我在此处附上代码并解释以下问题: 这是 Bittop 类:
#ifndef _Bitop_H
#define _Bitop_H
# include <iostream>
double num2fxp(double v, int bits=9, int intbits=5){
return -0.5;
}
template<int bits = 8, int intbits = 6>
class Bitop
{
template<int rhsbits, int rhsintbits> friend class Bitop;
private:
double value; // data value
public:
Bitop(const double& v=0):
value(num2fxp(v, bits, intbits))
{}
template<int rhsbits, int rhsintbits>
const Bitop<bits, intbits>& operator = (const Bitop<rhsbits, rhsintbits>& v){
value = num2fxp(v.value, bits, intbits);
return *this;
}
template<int rhsbits, int rhsintbits>
Bitop<bits, intbits>& operator += (const Bitop<rhsbits, rhsintbits>& v) {
value = num2fxp(value+v.value, bits, intbits);
return *this;
}
template<int lhsbits, int lhsintbits, int rhsbits, int rhsintbits>
friend Bitop<lhsintbits+rhsintbits+2, lhsintbits+rhsintbits+1> operator + (const Bitop<lhsbits, lhsintbits>& x, const Bitop<rhsbits, rhsintbits>& y){
return Bitop<lhsintbits+rhsintbits+2, lhsintbits+rhsintbits+1> (num2fxp(x.value+y.value));
}
friend std::ostream& operator<< (std::ostream & out, const Bitop& y){return out << y.value ;}
void Print(){
std::cout << value<< "<"
<< bits << ","
<< intbits << ">";
}
};
#endif
和测试功能:
# include <iostream>
# include "Bitop.H"
using namespace std;
int main (int argc, char** argv) {
Bitop<4,1> a = 0.8;
Bitop<5,2> b(3.57);
Bitop<7,3> c;
c = b;
cout << "See all attributes of c \n";
c.Print();cout << "\n";
c = 7.86;
cout << "reassign c to a new value\n";
c.Print();cout << "\n";
cout << "set b = c \n";
b = c;
b.Print();cout<<"\n";
cout << "set b+=a \n";
b += a;
b.Print();cout<<"\n";
cout << "set b=c+a \n";
b = c+a;
b.Print();cout<<"\n";
return 0;
}
我有一个模板类Bitop。
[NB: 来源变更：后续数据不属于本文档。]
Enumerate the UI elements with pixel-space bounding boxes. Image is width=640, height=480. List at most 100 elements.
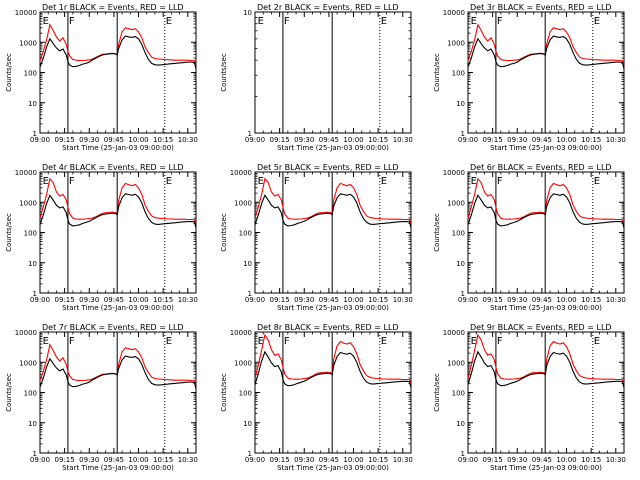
x-tick-label: 10:15 xyxy=(368,456,388,464)
x-tick-label: 09:15 xyxy=(55,296,75,304)
y-axis-label: Counts/sec xyxy=(433,373,441,412)
y-tick-label: 1 xyxy=(461,450,465,458)
marker-label: E xyxy=(166,176,172,187)
y-axis-label: Counts/sec xyxy=(5,53,13,92)
series-line-events xyxy=(467,193,625,229)
x-tick-label: 09:00 xyxy=(458,296,478,304)
x-tick-label: 09:45 xyxy=(104,296,124,304)
panel-det-1r: Det 1r BLACK = Events, RED = LLD 1 10 100 10… xyxy=(5,3,198,152)
x-tick-label: 10:30 xyxy=(393,136,413,144)
series-line-lld xyxy=(39,23,197,65)
y-tick-label: 1 xyxy=(461,290,465,298)
x-tick-label: 09:45 xyxy=(532,136,552,144)
panel-det-5r: Det 5r BLACK = Events, RED = LLD 1 10 100 10… xyxy=(220,163,413,312)
y-axis-label: Counts/sec xyxy=(220,373,228,412)
marker-label: E xyxy=(166,336,172,347)
y-tick-label: 1000 xyxy=(234,359,252,367)
series-line-events xyxy=(39,355,197,390)
y-tick-label: 100 xyxy=(452,70,465,78)
y-axis-label: Counts/sec xyxy=(5,373,13,412)
marker-label: E xyxy=(258,176,264,187)
marker-label: F xyxy=(284,16,290,27)
panel-det-8r: Det 8r BLACK = Events, RED = LLD 1 10 100 10… xyxy=(220,323,413,472)
x-axis-label: Start Time (25-Jan-03 09:00:00) xyxy=(277,304,389,312)
x-tick-label: 09:45 xyxy=(532,456,552,464)
series-line-lld xyxy=(254,177,412,224)
x-tick-label: 10:15 xyxy=(581,456,601,464)
x-tick-label: 09:30 xyxy=(79,456,99,464)
x-tick-label: 09:15 xyxy=(270,456,290,464)
x-tick-label: 09:30 xyxy=(294,456,314,464)
series-line-events xyxy=(254,193,412,229)
x-tick-label: 09:15 xyxy=(483,136,503,144)
x-axis-label: Start Time (25-Jan-03 09:00:00) xyxy=(277,464,389,472)
series-line-events xyxy=(467,350,625,388)
y-axis-label: Counts/sec xyxy=(220,53,228,92)
marker-label: F xyxy=(284,176,290,187)
series-line-lld xyxy=(39,343,197,385)
plot-frame xyxy=(254,171,412,294)
x-tick-label: 09:00 xyxy=(30,296,50,304)
y-tick-label: 1000 xyxy=(19,359,37,367)
x-tick-label: 09:15 xyxy=(55,136,75,144)
y-tick-label: 10 xyxy=(28,260,37,268)
x-tick-label: 10:00 xyxy=(128,456,148,464)
x-tick-label: 09:00 xyxy=(30,136,50,144)
series-line-lld xyxy=(467,23,625,65)
marker-label: F xyxy=(497,16,503,27)
plot-frame xyxy=(467,171,625,294)
x-tick-label: 10:30 xyxy=(178,296,198,304)
marker-label: E xyxy=(258,16,264,27)
y-axis-label: Counts/sec xyxy=(433,53,441,92)
x-tick-label: 10:00 xyxy=(343,296,363,304)
x-tick-label: 09:15 xyxy=(270,136,290,144)
panel-title: Det 9r BLACK = Events, RED = LLD xyxy=(470,323,612,332)
marker-label: E xyxy=(258,336,264,347)
marker-label: E xyxy=(471,176,477,187)
y-tick-label: 100 xyxy=(452,390,465,398)
plot-frame xyxy=(254,331,412,454)
y-tick-label: 10 xyxy=(243,9,252,17)
marker-label: F xyxy=(69,336,75,347)
series-line-lld xyxy=(39,177,197,224)
y-tick-label: 1000 xyxy=(234,199,252,207)
y-tick-label: 1000 xyxy=(447,359,465,367)
y-tick-label: 10 xyxy=(243,420,252,428)
x-tick-label: 10:30 xyxy=(606,136,626,144)
panel-det-6r: Det 6r BLACK = Events, RED = LLD 1 10 100 10… xyxy=(433,163,626,312)
panel-title: Det 4r BLACK = Events, RED = LLD xyxy=(42,163,184,172)
x-tick-label: 09:15 xyxy=(483,296,503,304)
panel-det-4r: Det 4r BLACK = Events, RED = LLD 1 10 100 10… xyxy=(5,163,198,312)
x-tick-label: 10:00 xyxy=(343,136,363,144)
x-tick-label: 10:30 xyxy=(393,456,413,464)
marker-label: F xyxy=(69,16,75,27)
x-axis-label: Start Time (25-Jan-03 09:00:00) xyxy=(62,304,174,312)
x-axis-label: Start Time (25-Jan-03 09:00:00) xyxy=(277,144,389,152)
series-line-lld xyxy=(467,333,625,384)
y-tick-label: 10 xyxy=(28,420,37,428)
x-tick-label: 09:45 xyxy=(319,296,339,304)
y-tick-label: 1 xyxy=(248,130,252,138)
x-tick-label: 09:00 xyxy=(30,456,50,464)
x-tick-label: 10:15 xyxy=(368,296,388,304)
marker-label: E xyxy=(594,16,600,27)
x-tick-label: 10:00 xyxy=(556,456,576,464)
x-tick-label: 09:30 xyxy=(507,296,527,304)
x-tick-label: 09:15 xyxy=(270,296,290,304)
x-tick-label: 09:30 xyxy=(79,136,99,144)
panel-title: Det 2r BLACK = Events, RED = LLD xyxy=(257,3,399,12)
y-tick-label: 100 xyxy=(239,230,252,238)
x-tick-label: 10:00 xyxy=(128,136,148,144)
x-tick-label: 10:30 xyxy=(393,296,413,304)
x-tick-label: 09:45 xyxy=(532,296,552,304)
y-tick-label: 1 xyxy=(248,450,252,458)
panel-title: Det 3r BLACK = Events, RED = LLD xyxy=(470,3,612,12)
x-tick-label: 09:45 xyxy=(104,456,124,464)
y-tick-label: 10 xyxy=(243,260,252,268)
x-tick-label: 09:00 xyxy=(245,296,265,304)
x-tick-label: 10:00 xyxy=(556,136,576,144)
y-tick-label: 10 xyxy=(456,100,465,108)
plot-frame xyxy=(39,11,197,134)
x-tick-label: 10:15 xyxy=(153,136,173,144)
x-axis-label: Start Time (25-Jan-03 09:00:00) xyxy=(490,144,602,152)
我想重载“+”以添加 2 个具有不同模板参数的对象并返回第三个对象,其参数不同于 rhs 和 lhs 对象,即我想做以下事情:
Bitop<5,3> + Bitop<4,2> 应该返回 Bitop<10,6>。我将 Bitop 声明为它自己的友元类,这样我就可以访问 rhs 和 lhs 对象的私有成员。但是无论我是否调用“+”函数,我都会收到编译错误(由于重新定义)。
我不清楚我在这里做错了什么。任何帮助表示赞赏。
请注意,我在代码中留下了几个函数和函数调用,以确保其他重载(例如 = 和 +=)正常工作。